Grace is so important in the Christian life that without it the believer cannot render acceptable service. “Let us have grace,” Hebrews 12:28 tells us, “by which we may serve God acceptably with reverence and godly fear.” Similarly, Paul wrote: “By the grace of God I am what I am; and his grace, which was bestowed upon me, was not in vain, but I laboured more abundantly than they all; yet not I, but the grace of God which was with me” (1 Cor. 15:10). “God is able to make all grace abound toward you, that ye always having all sufficiency in all things, may abound to every good work” (2 Cor. 9:8). Grace can transform our bungling efforts into lasting, fruitful, pleasing labors of love.

“This is grace,” Peter writes (1 Peter 2:19; the word translated “thankworthy” in the Authorized Version is charis), “if a man for conscience toward God endure grief, suffering wrongfully. For what glory is it, if, when ye are buffeted for your faults, ye shall take it patiently? But if, when ye do well and suffer for it, ye take it patiently, this is acceptable with God.” Peter here gives the definition of genuine charisma, the quintessence of grace: the supernatural ability to return good for evil, to react gracefully in adversity, to see an unpleasing circumstance supernaturally transformed into a pleasing one.

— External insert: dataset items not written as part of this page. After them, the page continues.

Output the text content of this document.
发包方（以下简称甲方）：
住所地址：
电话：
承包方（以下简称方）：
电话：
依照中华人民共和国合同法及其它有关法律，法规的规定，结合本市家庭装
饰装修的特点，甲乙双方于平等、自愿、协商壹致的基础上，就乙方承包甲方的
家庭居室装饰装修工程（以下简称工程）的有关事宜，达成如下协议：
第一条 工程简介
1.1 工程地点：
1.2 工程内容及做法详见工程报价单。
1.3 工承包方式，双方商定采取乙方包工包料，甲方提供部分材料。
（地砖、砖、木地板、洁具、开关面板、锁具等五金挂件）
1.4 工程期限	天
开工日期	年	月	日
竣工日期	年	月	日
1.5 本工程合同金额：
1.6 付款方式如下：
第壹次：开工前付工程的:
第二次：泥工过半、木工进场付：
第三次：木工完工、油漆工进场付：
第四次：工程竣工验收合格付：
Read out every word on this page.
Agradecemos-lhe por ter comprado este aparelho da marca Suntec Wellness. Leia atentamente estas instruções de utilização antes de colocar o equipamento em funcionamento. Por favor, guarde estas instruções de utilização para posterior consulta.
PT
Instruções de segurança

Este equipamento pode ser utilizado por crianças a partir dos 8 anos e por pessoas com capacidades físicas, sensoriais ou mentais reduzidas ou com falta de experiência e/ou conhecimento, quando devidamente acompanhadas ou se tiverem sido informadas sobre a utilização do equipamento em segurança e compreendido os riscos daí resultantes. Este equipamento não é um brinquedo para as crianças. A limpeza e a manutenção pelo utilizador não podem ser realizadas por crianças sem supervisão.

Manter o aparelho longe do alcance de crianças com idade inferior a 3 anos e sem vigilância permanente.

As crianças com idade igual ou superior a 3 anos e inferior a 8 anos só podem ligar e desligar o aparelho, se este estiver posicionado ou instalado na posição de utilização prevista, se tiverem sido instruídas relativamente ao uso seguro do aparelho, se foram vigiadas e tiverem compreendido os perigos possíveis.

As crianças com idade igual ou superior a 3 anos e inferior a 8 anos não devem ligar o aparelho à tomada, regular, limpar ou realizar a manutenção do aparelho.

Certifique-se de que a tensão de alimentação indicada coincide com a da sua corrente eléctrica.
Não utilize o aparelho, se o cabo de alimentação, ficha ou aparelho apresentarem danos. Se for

The believer’s life should be grace-full, typified by an attraction, a charm, that lifts up Christ and thereby draws men unto him (John 12:32). “He uses us to tell others about the Lord, and to spread the Gospel like a sweet perfume. As far as God is concerned, there is a sweet, wholesome fragrance in our lives. It is the fragrance of Christ within us, an aroma to both the saved and the unsaved all around us” (2 Cor. 2:14, Living Bible). Benjamin Disraeli expressed it well in his novel Coningsby: “Grace, indeed, is beauty in action.”

The believer should—and can—experience a daily renewal of grace in, by, and through grace. Only to the extent that we appropriate divine grace daily will our lives demonstrate the graces, genuine charisma.